Le poète Kaïsse Ben Yahia, quant à lui, a préféré inventer une fiction incarnant ses valeurs : l’histoire d’un jeune musulman et d’une jeune juive qui, en partageant un moment sur la plage d’Essaouira, découvrent que leurs souvenirs d’enfance sont identiques. «Les enfants portent nos valeurs de manière pure. Ils sont la clef de demain», dit-il.

Des anecdotes puissantes au service du vivre-ensemble

L’intervention d’Ahmed Ghayet a été émaillée d’anecdotes symboliques : comme cette visite, émouvante, à l’église des Sœurs Franciscaines d’Anfa à Casablanca, menée par de jeunes Marocains musulmans et juifs, venus déposer des fleurs à la mémoire du pape. Ou encore ce «Tour Pluriel» organisé à Paris, dans la banlieue de Garges-lès-Gonesse, loin des projecteurs médiatiques. Et c’est bien là un des points de tension soulevés par l’auteur : l’indifférence médiatique face à ce Maroc de la fraternité, de l’action silencieuse et de l’humanité partagée. «On parle toujours du train qui déraille, jamais de celui qui arrive à l’heure.» Pour Ghayet, les jeunes, livrés à eux-mêmes dans les quartiers populaires, méritent mieux que l’abandon numérique : «La prévention passe par la transmission. Il faut leur donner des images positives, leur raconter ce qui va bien», lance l’invité.
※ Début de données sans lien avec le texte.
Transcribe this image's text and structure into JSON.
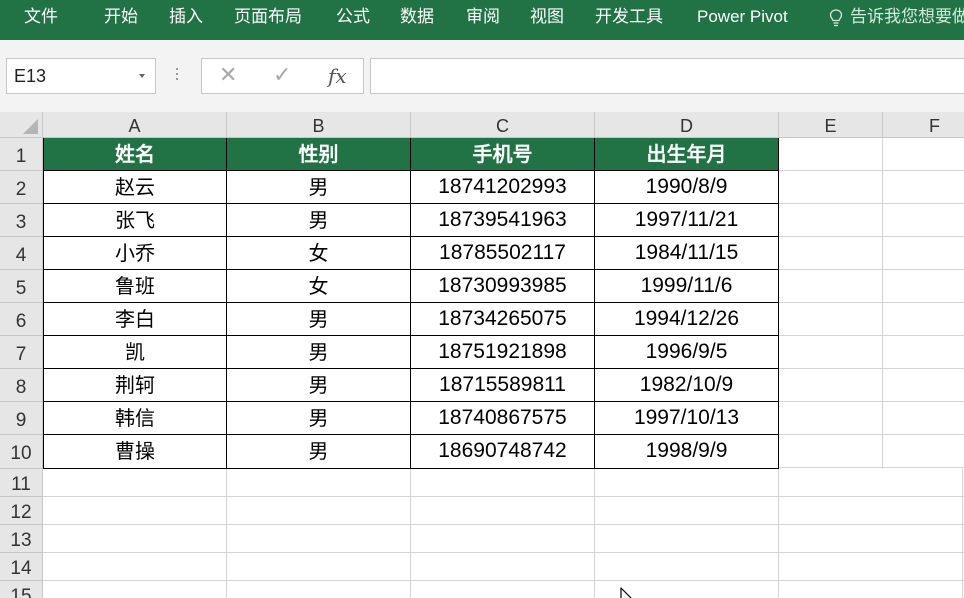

Le livre «Maroc pluriel, si singulier», publié aux éditions Le Fennec, s’inscrit dans une démarche résolument humaniste. Dans un monde secoué par les replis identitaires, le Maroc apparaît, sous la plume de Ghayet et de ses contributeurs, comme un îlot de coexistence, un modèle fragile, mais réel. «Nous sommes le seul pays arabo-musulman à inscrire sa diversité dans le préambule de sa Constitution», rappelle-t-il fièrement. L’ouvrage est aussi un appel à la mobilisation. Plusieurs voix dans l’assistance ont exprimé le souhait de contribuer à un éventuel tome 2. Ghayet ne ferme pas la porte. «Il faudra en trouver 23 autres. Mais si vous êtes prêts, je le suis aussi».

En clôturant son intervention, Ahmed Ghayet résume l’essence du livre en une phrase lumineuse : «Dans un monde de violence, nous sommes un îlot de fraternité. Préservons-le».